Между тем необходимо заметить, что «лево-» и «правополушарность» имеет принципиальное значение не только в культурной ориентации гендера, но и в культуре в целом. Более тонкая и развитая эмоциональность возможна только там, где превалирует прямая чувственная опора на «здесь и сейчас» представленную реальность. А это значит, что ключевыми формами коммуникации в этой сфере остаются первая и вторая сигнальная системы. Между тем развитие культуры (а вместе с ней и социума и человека) – это прежде всего переход от абстрактной возможности к реальной действительности принципиально новых форм бытия, поток взаимопревращений «слово – дело – вещь». Это безраздельное царство третьей сигнальной системы (или, как минимум, надстройки над тем, что образует вторую), и в нем нет места излишней чувствительности; она чужда самой его природе, потому что в нем, «по определению», нет и не может быть никакой опоры чувству. Таким образом, в ущерб «рацио» развиваемая чувствствительность грозит если и не замкнуть человека в сфере чисто репродуктивной деятельности, то во всяком случае ограничить его творчество очень специфическим и узким сегментом. При этом лишь на первый взгляд подобная смена вектора культурного развития способна обернуться благом. Ведь совершенствование эмоционально-чувственной природы человека, в свою очередь, опирается на достижения материальной культуры. Между тем этот вектор не оставляет места даже для производства «игрушек на женщин», о которых говорит уже упомянутый здесь герой «Крейцеровой сонаты» и без которых невозможно ни торжество женщины, ни формирование мужчины по мерке ее идеала: «Пройдите в каждом большом городе по магазинам. Миллионы тут, не оценишь положенных туда трудов людей, а посмотрите, в 0,9 этих магазинов есть ли хоть что-нибудь для мужского употребления? Вся роскошь жизни требуется и поддерживается женщинами. Сочтите все фабрики. Огромная доля их работает бесполезные украшения, экипажи, мебели, игрушки на женщин».

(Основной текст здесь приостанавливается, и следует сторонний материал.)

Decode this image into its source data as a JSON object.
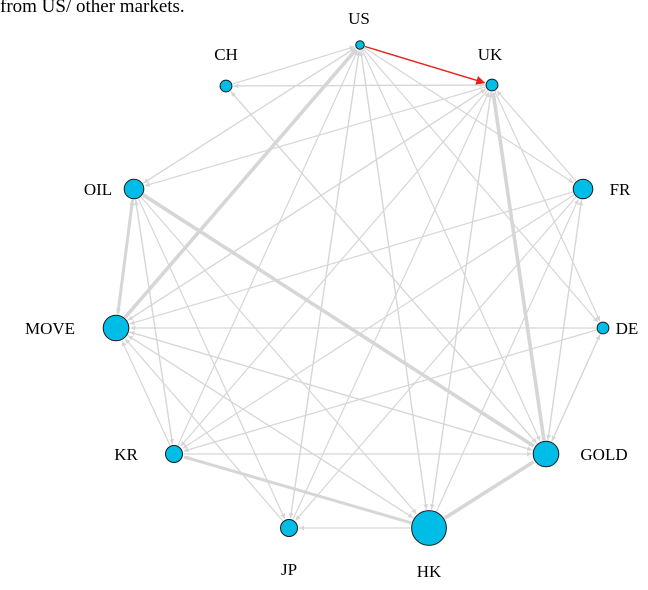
{
  "caption": "from US/ other markets.",
  "colors": {
    "node_fill": "#00bde8",
    "node_stroke": "#1a1a1a",
    "edge": "#d6d6d6",
    "highlight_edge": "#e8211c"
  },
  "nodes": [
    {
      "id": "US",
      "label": "US",
      "size": 0.5
    },
    {
      "id": "UK",
      "label": "UK",
      "size": 0.7
    },
    {
      "id": "CH",
      "label": "CH",
      "size": 0.7
    },
    {
      "id": "OIL",
      "label": "OIL",
      "size": 1.15
    },
    {
      "id": "FR",
      "label": "FR",
      "size": 1.15
    },
    {
      "id": "MOVE",
      "label": "MOVE",
      "size": 1.5
    },
    {
      "id": "DE",
      "label": "DE",
      "size": 0.7
    },
    {
      "id": "KR",
      "label": "KR",
      "size": 1.0
    },
    {
      "id": "GOLD",
      "label": "GOLD",
      "size": 1.5
    },
    {
      "id": "JP",
      "label": "JP",
      "size": 1.0
    },
    {
      "id": "HK",
      "label": "HK",
      "size": 2.05
    }
  ],
  "edges": [
    {
      "from": "US",
      "to": "UK",
      "weight": 1,
      "highlight": true
    },
    {
      "from": "US",
      "to": "OIL",
      "weight": 1
    },
    {
      "from": "US",
      "to": "FR",
      "weight": 1
    },
    {
      "from": "US",
      "to": "DE",
      "weight": 1
    },
    {
      "from": "US",
      "to": "GOLD",
      "weight": 1
    },
    {
      "from": "US",
      "to": "HK",
      "weight": 1
    },
    {
      "from": "US",
      "to": "JP",
      "weight": 1
    },
    {
      "from": "CH",
      "to": "US",
      "weight": 1
    },
    {
      "from": "CH",
      "to": "UK",
      "weight": 1
    },
    {
      "from": "CH",
      "to": "GOLD",
      "weight": 1
    },
    {
      "from": "UK",
      "to": "CH",
      "weight": 1
    },
    {
      "from": "UK",
      "to": "OIL",
      "weight": 1
    },
    {
      "from": "UK",
      "to": "DE",
      "weight": 1
    },
    {
      "from": "UK",
      "to": "KR",
      "weight": 1
    },
    {
      "from": "UK",
      "to": "HK",
      "weight": 1
    },
    {
      "from": "UK",
      "to": "MOVE",
      "weight": 1
    },
    {
      "from": "FR",
      "to": "UK",
      "weight": 1
    },
    {
      "from": "FR",
      "to": "MOVE",
      "weight": 1
    },
    {
      "from": "FR",
      "to": "KR",
      "weight": 1
    },
    {
      "from": "FR",
      "to": "JP",
      "weight": 1
    },
    {
      "from": "FR",
      "to": "GOLD",
      "weight": 1
    },
    {
      "from": "DE",
      "to": "MOVE",
      "weight": 1
    },
    {
      "from": "DE",
      "to": "KR",
      "weight": 1
    },
    {
      "from": "DE",
      "to": "GOLD",
      "weight": 1
    },
    {
      "from": "OIL",
      "to": "US",
      "weight": 1
    },
    {
      "from": "OIL",
      "to": "MOVE",
      "weight": 2.5
    },
    {
      "from": "OIL",
      "to": "GOLD",
      "weight": 3
    },
    {
      "from": "OIL",
      "to": "JP",
      "weight": 1
    },
    {
      "from": "OIL",
      "to": "HK",
      "weight": 1
    },
    {
      "from": "OIL",
      "to": "KR",
      "weight": 1
    },
    {
      "from": "MOVE",
      "to": "US",
      "weight": 3
    },
    {
      "from": "MOVE",
      "to": "OIL",
      "weight": 1
    },
    {
      "from": "MOVE",
      "to": "UK",
      "weight": 1
    },
    {
      "from": "MOVE",
      "to": "HK",
      "weight": 1
    },
    {
      "from": "MOVE",
      "to": "GOLD",
      "weight": 1
    },
    {
      "from": "KR",
      "to": "US",
      "weight": 1
    },
    {
      "from": "KR",
      "to": "MOVE",
      "weight": 1
    },
    {
      "from": "KR",
      "to": "OIL",
      "weight": 1
    },
    {
      "from": "KR",
      "to": "GOLD",
      "weight": 1
    },
    {
      "from": "JP",
      "to": "US",
      "weight": 1
    },
    {
      "from": "JP",
      "to": "MOVE",
      "weight": 1
    },
    {
      "from": "JP",
      "to": "UK",
      "weight": 1
    },
    {
      "from": "HK",
      "to": "US",
      "weight": 1
    },
    {
      "from": "HK",
      "to": "UK",
      "weight": 1
    },
    {
      "from": "HK",
      "to": "KR",
      "weight": 2.5
    },
    {
      "from": "HK",
      "to": "JP",
      "weight": 1
    },
    {
      "from": "HK",
      "to": "GOLD",
      "weight": 3
    },
    {
      "from": "HK",
      "to": "MOVE",
      "weight": 1
    },
    {
      "from": "HK",
      "to": "FR",
      "weight": 1
    },
    {
      "from": "GOLD",
      "to": "UK",
      "weight": 3
    },
    {
      "from": "GOLD",
      "to": "MOVE",
      "weight": 1
    },
    {
      "from": "GOLD",
      "to": "DE",
      "weight": 1
    },
    {
      "from": "GOLD",
      "to": "CH",
      "weight": 1
    },
    {
      "from": "GOLD",
      "to": "FR",
      "weight": 1
    }
  ]
}
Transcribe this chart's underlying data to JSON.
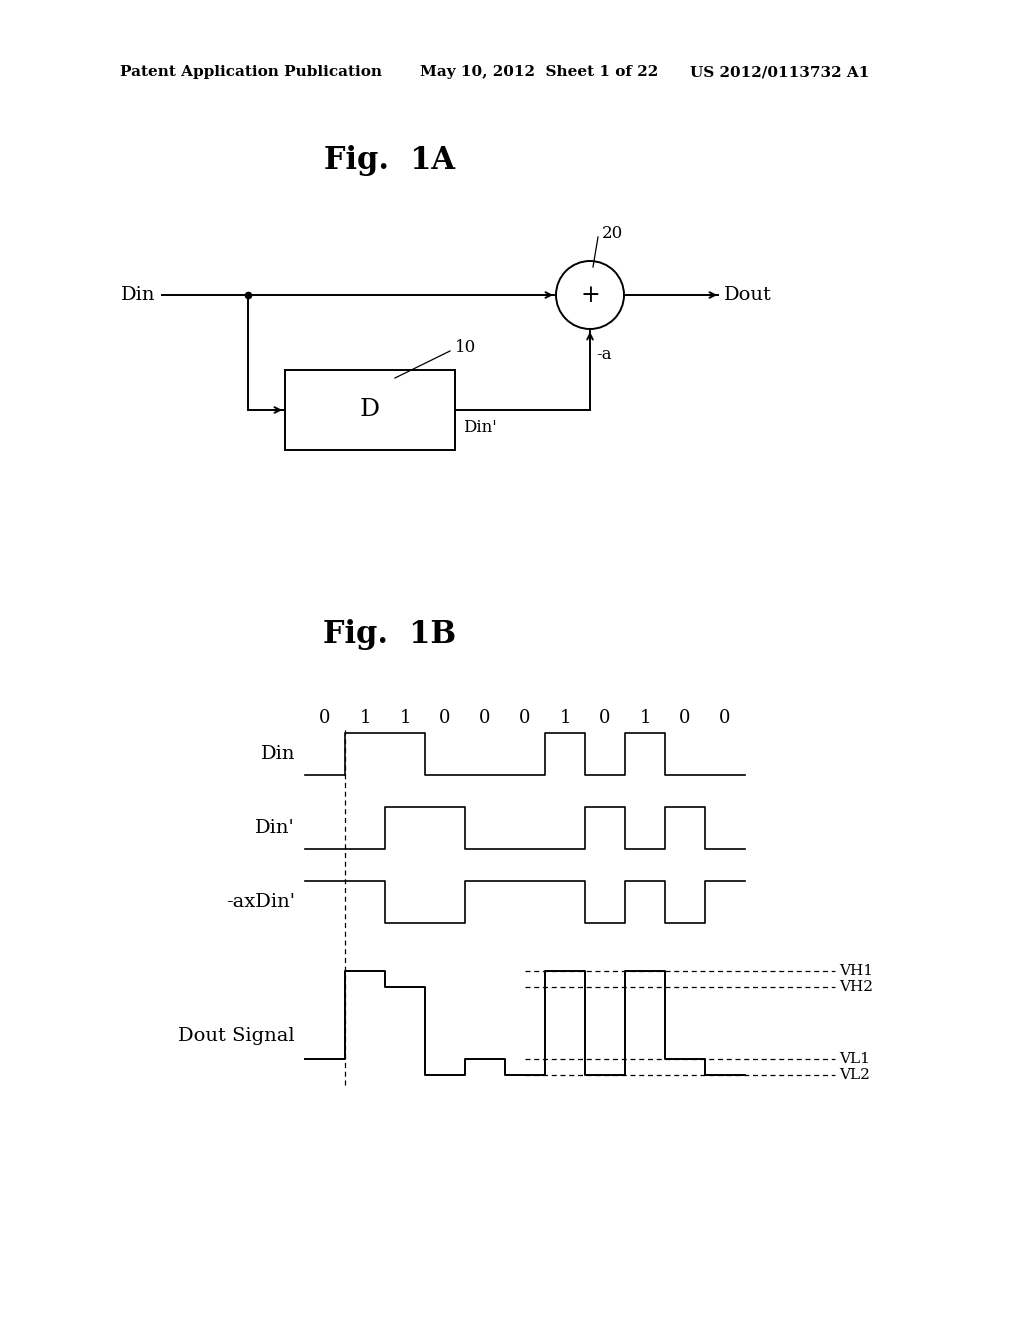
{
  "bg_color": "#ffffff",
  "header_left": "Patent Application Publication",
  "header_mid": "May 10, 2012  Sheet 1 of 22",
  "header_right": "US 2012/0113732 A1",
  "fig1a_title": "Fig.  1A",
  "fig1b_title": "Fig.  1B",
  "schematic": {
    "din_label": "Din",
    "dout_label": "Dout",
    "d_block_label": "D",
    "d_block_num": "10",
    "circle_num": "20",
    "minus_a_label": "-a",
    "dinp_label": "Din’"
  },
  "waveform": {
    "bits": [
      "0",
      "1",
      "1",
      "0",
      "0",
      "0",
      "1",
      "0",
      "1",
      "0",
      "0"
    ],
    "vh1_label": "VH1",
    "vh2_label": "VH2",
    "vl1_label": "VL1",
    "vl2_label": "VL2"
  }
}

Не забудем и о том обстоятельстве, что до школьника не могут не доноситься отзвуки повсеместного славословия женщины как представительницы «лучшей половины» человечества. Правда, одновременно мальчику, подростку, юноше внушается, что он – сильный, но ежедневно ощущаемое превосходство «слабого» пола над ним, кто при любых обстоятельствах должен быть хозяином положения, не может не порождать комплекс неполноценности, сомнение в том, что он не отвечает обычной для мужчины норме. Это тем более травмирует психику ребенка и, так или иначе, сказывается на развитии. «Педагогически запущенные» мальчики, число которых неуклонно возрастает от класса к классу, во многом результат именно такой организации обучения.
Немалую роль играет и тот факт, что под давлением культурных норм еще задолго до первого класса мальчику начинают прививать мысль, что он должен во всем уступать противоположному полу. Здесь же, в школе, на каждом шагу убеждаясь в его превосходстве (нередко даже физическом, поскольку после десяти лет физическое развитие девочки ускоряется и даже по массе тела она какое-то время опережает мальчика), уступка воспринимается им не как свободный дар сильного, но как обязанность слабого, как дань униженного. Добавим, что главным коммуникатором этой нормы становится не мужчина, но женщина-учитель, поэтому мальчик хорошо знает, что в любом конфликте с девочкой виновным всегда будет признан он, и даже собственные родители никогда не встанут на его сторону. Если он будет еще и побит ею, над ним станут смеяться даже мальчики.
Все годы учения школа воспитывает честолюбие будущего мужчины на великих завоеваниях александров, цезарей, наполеонов, судьбоносных открытиях эвклидов, ньютонов, эйнштейнов, творениях рафаэлей, моцартов, пушкиных… мужские имена, как вехи, размечают для него историю социума и его культуры. Но вместе с тем все годы учения дают мальчику понять, что лично он – из совершенно иного ряда, ряда ущербных, ибо во всем уступает своим сверстницам. Об этом свидетельствует даже такой приводимый И. С. Коном факт: «В советское время от двух третей до трех четвертей всех секретарей школьных комсомольских организаций составляли девочки. Властные и одновременно послушные взрослым девочки-подростки <…> подавляли спонтанную, неорганизованную мальчишескую энергию, вытесняя мальчиков на периферию официальной школьной жизни в различные неформальные уличные сообщества»[555]
(проще говоря, выталкивая их «в бандиты»). Правда, здесь не следует забывать, что на выбор школьников решающее влияние оказывал учитель, поэтому дело, конечно же, не в одних особенностях девичьих и мальчишечьих характеров. Но ведь и учитель – женщина.